More importantly, much of the criticism of the paper came before it added crucial updates to its story. The finalized framing lays out how the White House learned of the whistleblower’s initial complaint as it was still being evaluated in a process meant to protect his identity.
“We also understand that the White House already knew he was a C.I.A. officer,” Baquet said in an updated version of his statement.
Trump’s allies have suggested that they’d like to know more. And there’s a long history of administrations trying to ferret out such personal information to discredit whistleblowers’ revelations.
In 1971, after Daniel Ellsberg leaked the Pentagon Papers to the Times, Nixon administration fixers known as “the plumbers” broke into his psychiatrist’s office in Los Angeles in the hope of finding damning medical records. They came up empty.
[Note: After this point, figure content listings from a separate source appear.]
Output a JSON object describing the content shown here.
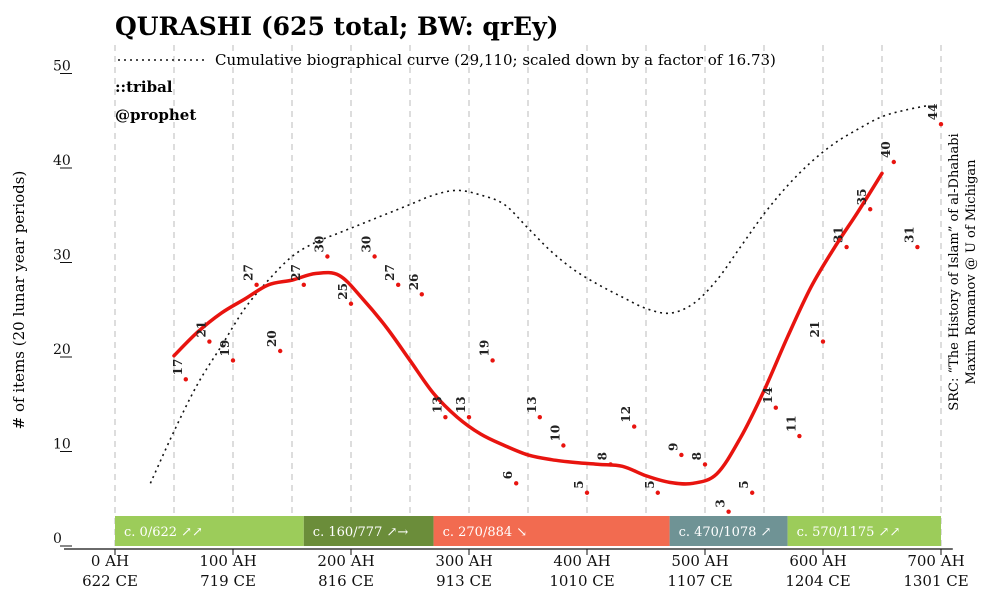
{
  "chart_data": {
    "type": "line",
    "title": "QURASHI (625 total; BW: qrEy)",
    "ylabel": "# of items (20 lunar year periods)",
    "legend": {
      "label": "Cumulative biographical curve (29,110; scaled down by a factor of 16.73)",
      "position": "top-left"
    },
    "tags": [
      "::tribal",
      "@prophet"
    ],
    "source_lines": [
      "SRC: “The History of Islam” of al-Dhahabi",
      "Maxim Romanov @ U of Michigan"
    ],
    "xlim": [
      0,
      710
    ],
    "ylim": [
      0,
      50
    ],
    "yticks": [
      {
        "value": 0,
        "label": "0"
      },
      {
        "value": 10,
        "label": "10"
      },
      {
        "value": 20,
        "label": "20"
      },
      {
        "value": 30,
        "label": "30"
      },
      {
        "value": 40,
        "label": "40"
      },
      {
        "value": 50,
        "label": "50"
      }
    ],
    "xticks": [
      {
        "value": 0,
        "ah": "0 AH",
        "ce": "622 CE"
      },
      {
        "value": 100,
        "ah": "100 AH",
        "ce": "719 CE"
      },
      {
        "value": 200,
        "ah": "200 AH",
        "ce": "816 CE"
      },
      {
        "value": 300,
        "ah": "300 AH",
        "ce": "913 CE"
      },
      {
        "value": 400,
        "ah": "400 AH",
        "ce": "1010 CE"
      },
      {
        "value": 500,
        "ah": "500 AH",
        "ce": "1107 CE"
      },
      {
        "value": 600,
        "ah": "600 AH",
        "ce": "1204 CE"
      },
      {
        "value": 700,
        "ah": "700 AH",
        "ce": "1301 CE"
      }
    ],
    "grid_lines_x": [
      0,
      50,
      100,
      150,
      200,
      250,
      300,
      350,
      400,
      450,
      500,
      550,
      600,
      650,
      700
    ],
    "colors": {
      "points": "#e8140f",
      "smooth_line": "#e8140f",
      "cumulative_curve": "#111111",
      "grid": "#bbbbbb"
    },
    "points": [
      {
        "x": 60,
        "y": 17,
        "label": "17"
      },
      {
        "x": 80,
        "y": 21,
        "label": "21"
      },
      {
        "x": 100,
        "y": 19,
        "label": "19"
      },
      {
        "x": 120,
        "y": 27,
        "label": "27"
      },
      {
        "x": 140,
        "y": 20,
        "label": "20"
      },
      {
        "x": 160,
        "y": 27,
        "label": "27"
      },
      {
        "x": 180,
        "y": 30,
        "label": "30"
      },
      {
        "x": 200,
        "y": 25,
        "label": "25"
      },
      {
        "x": 220,
        "y": 30,
        "label": "30"
      },
      {
        "x": 240,
        "y": 27,
        "label": "27"
      },
      {
        "x": 260,
        "y": 26,
        "label": "26"
      },
      {
        "x": 280,
        "y": 13,
        "label": "13"
      },
      {
        "x": 300,
        "y": 13,
        "label": "13"
      },
      {
        "x": 320,
        "y": 19,
        "label": "19"
      },
      {
        "x": 340,
        "y": 6,
        "label": "6"
      },
      {
        "x": 360,
        "y": 13,
        "label": "13"
      },
      {
        "x": 380,
        "y": 10,
        "label": "10"
      },
      {
        "x": 400,
        "y": 5,
        "label": "5"
      },
      {
        "x": 420,
        "y": 8,
        "label": "8"
      },
      {
        "x": 440,
        "y": 12,
        "label": "12"
      },
      {
        "x": 460,
        "y": 5,
        "label": "5"
      },
      {
        "x": 480,
        "y": 9,
        "label": "9"
      },
      {
        "x": 500,
        "y": 8,
        "label": "8"
      },
      {
        "x": 520,
        "y": 3,
        "label": "3"
      },
      {
        "x": 540,
        "y": 5,
        "label": "5"
      },
      {
        "x": 560,
        "y": 14,
        "label": "14"
      },
      {
        "x": 580,
        "y": 11,
        "label": "11"
      },
      {
        "x": 600,
        "y": 21,
        "label": "21"
      },
      {
        "x": 620,
        "y": 31,
        "label": "31"
      },
      {
        "x": 640,
        "y": 35,
        "label": "35"
      },
      {
        "x": 660,
        "y": 40,
        "label": "40"
      },
      {
        "x": 680,
        "y": 31,
        "label": "31"
      },
      {
        "x": 700,
        "y": 44,
        "label": "44"
      }
    ],
    "smooth_line": [
      [
        50,
        19.5
      ],
      [
        70,
        22
      ],
      [
        90,
        24
      ],
      [
        110,
        25.5
      ],
      [
        130,
        27
      ],
      [
        150,
        27.5
      ],
      [
        170,
        28.2
      ],
      [
        190,
        28
      ],
      [
        210,
        25.5
      ],
      [
        230,
        22.5
      ],
      [
        250,
        19
      ],
      [
        270,
        15.5
      ],
      [
        290,
        13
      ],
      [
        310,
        11.2
      ],
      [
        330,
        10
      ],
      [
        350,
        9
      ],
      [
        370,
        8.5
      ],
      [
        390,
        8.2
      ],
      [
        410,
        8
      ],
      [
        430,
        7.8
      ],
      [
        450,
        6.8
      ],
      [
        470,
        6.1
      ],
      [
        490,
        6
      ],
      [
        510,
        7
      ],
      [
        530,
        10.8
      ],
      [
        550,
        15.8
      ],
      [
        570,
        21.5
      ],
      [
        590,
        26.8
      ],
      [
        610,
        31
      ],
      [
        630,
        34.8
      ],
      [
        650,
        38.8
      ]
    ],
    "cumulative_curve": [
      [
        30,
        6
      ],
      [
        50,
        11.5
      ],
      [
        70,
        16.5
      ],
      [
        90,
        20.5
      ],
      [
        110,
        24.5
      ],
      [
        130,
        27.5
      ],
      [
        150,
        30
      ],
      [
        170,
        31.5
      ],
      [
        190,
        32.5
      ],
      [
        210,
        33.5
      ],
      [
        230,
        34.5
      ],
      [
        250,
        35.5
      ],
      [
        270,
        36.5
      ],
      [
        290,
        37
      ],
      [
        310,
        36.5
      ],
      [
        330,
        35.5
      ],
      [
        350,
        33
      ],
      [
        370,
        30.5
      ],
      [
        390,
        28.5
      ],
      [
        410,
        27
      ],
      [
        430,
        25.7
      ],
      [
        450,
        24.5
      ],
      [
        470,
        24
      ],
      [
        490,
        25
      ],
      [
        510,
        27.5
      ],
      [
        530,
        31
      ],
      [
        550,
        34.5
      ],
      [
        570,
        37.5
      ],
      [
        590,
        40
      ],
      [
        610,
        42
      ],
      [
        630,
        43.5
      ],
      [
        650,
        44.8
      ],
      [
        670,
        45.5
      ],
      [
        690,
        46
      ]
    ],
    "periods": [
      {
        "start": 0,
        "end": 160,
        "label": "c. 0/622 ↗↗",
        "color": "#9ccc5a"
      },
      {
        "start": 160,
        "end": 270,
        "label": "c. 160/777 ↗→",
        "color": "#6b8d3a"
      },
      {
        "start": 270,
        "end": 470,
        "label": "c. 270/884 ↘",
        "color": "#f26b50"
      },
      {
        "start": 470,
        "end": 570,
        "label": "c. 470/1078 ↗",
        "color": "#6f9395"
      },
      {
        "start": 570,
        "end": 700,
        "label": "c. 570/1175 ↗↗",
        "color": "#9ccc5a"
      }
    ]
  }
}
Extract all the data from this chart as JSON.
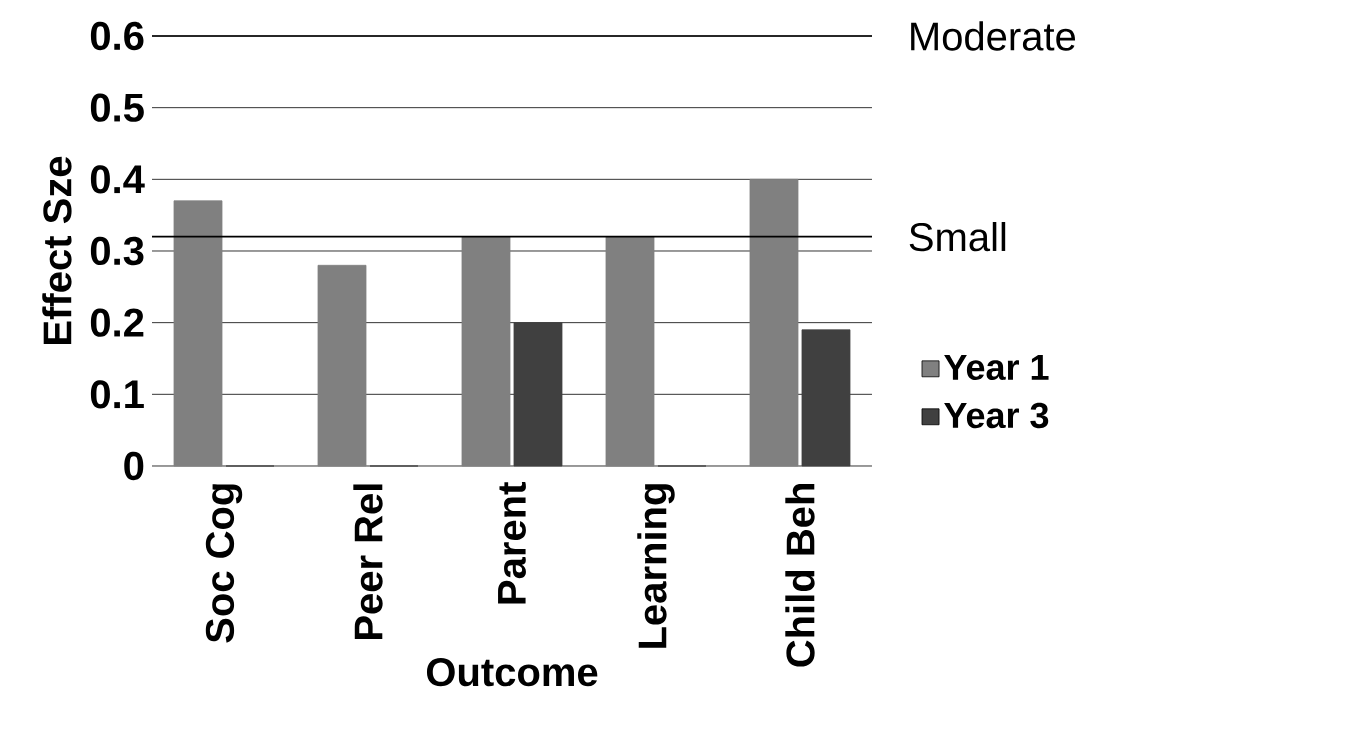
{
  "chart_data": {
    "type": "bar",
    "xlabel": "Outcome",
    "ylabel": "Effect Sze",
    "categories": [
      "Soc Cog",
      "Peer Rel",
      "Parent",
      "Learning",
      "Child Beh"
    ],
    "series": [
      {
        "name": "Year 1",
        "color": "#808080",
        "values": [
          0.37,
          0.28,
          0.32,
          0.32,
          0.4
        ]
      },
      {
        "name": "Year 3",
        "color": "#404040",
        "values": [
          0,
          0,
          0.2,
          0,
          0.19
        ]
      }
    ],
    "ylim": [
      0,
      0.6
    ],
    "yticks": [
      0,
      0.1,
      0.2,
      0.3,
      0.4,
      0.5,
      0.6
    ],
    "ref_lines": [
      {
        "axis": "y",
        "value": 0.6,
        "label": "Moderate"
      },
      {
        "axis": "y",
        "value": 0.32,
        "label": "Small"
      }
    ],
    "grid": "y",
    "legend": "right"
  }
}
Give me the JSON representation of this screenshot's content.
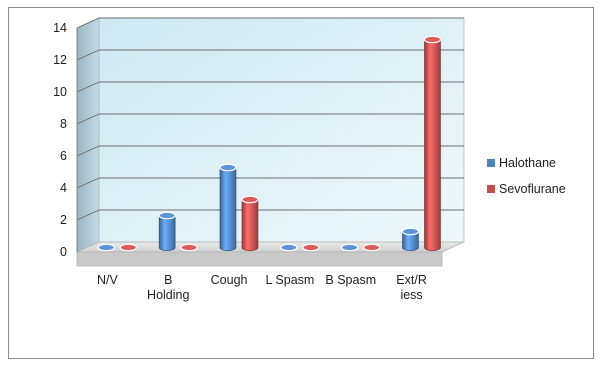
{
  "chart_data": {
    "type": "bar",
    "categories": [
      "N/V",
      "B Holding",
      "Cough",
      "L Spasm",
      "B Spasm",
      "Ext/R iess"
    ],
    "category_label_lines": [
      [
        "N/V"
      ],
      [
        "B",
        "Holding"
      ],
      [
        "Cough"
      ],
      [
        "L Spasm"
      ],
      [
        "B Spasm"
      ],
      [
        "Ext/R",
        "iess"
      ]
    ],
    "series": [
      {
        "name": "Halothane",
        "values": [
          0,
          2,
          5,
          0,
          0,
          1
        ],
        "color": "#4f81bd"
      },
      {
        "name": "Sevoflurane",
        "values": [
          0,
          0,
          3,
          0,
          0,
          13
        ],
        "color": "#c0504d"
      }
    ],
    "ylim": [
      0,
      14
    ],
    "yticks": [
      0,
      2,
      4,
      6,
      8,
      10,
      12,
      14
    ],
    "grid": true,
    "legend_position": "right",
    "title": "",
    "xlabel": "",
    "ylabel": "",
    "style": "3d-cylinder"
  }
}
Members of the group would later help carry out a similar burglary of the Watergate building in Washington, a bungled operation that would ultimately lead to Nixon’s resignation.
There was similar foul play in the leadup to Bill Clinton’s impeachment in 1998. Pentagon officials leaked to The New Yorker information from the private personnel file of Linda Tripp, a Monica Lewinsky confidant who secretly recorded her admission of an Oval Office affair.
Colapinto helped represent Tripp when she subsequently sued the Department of Defense for releasing the records. He told VICE News that Trump’s remarks Thursday at a New York fundraiser, where he appeared to advocate executing leakers to a laughing audience, suggests his administration could similarly violate the law intended to protect intelligence community whistleblowers.
“The president is in charge of enforcing that, and now he’s the one leading the charge trying to unmask the whistleblower, or making snide comments that his audience is laughing about,” said Colapinto, who’s also represented FBI whistleblowers. “It’s shocking behavior. Where do you start?”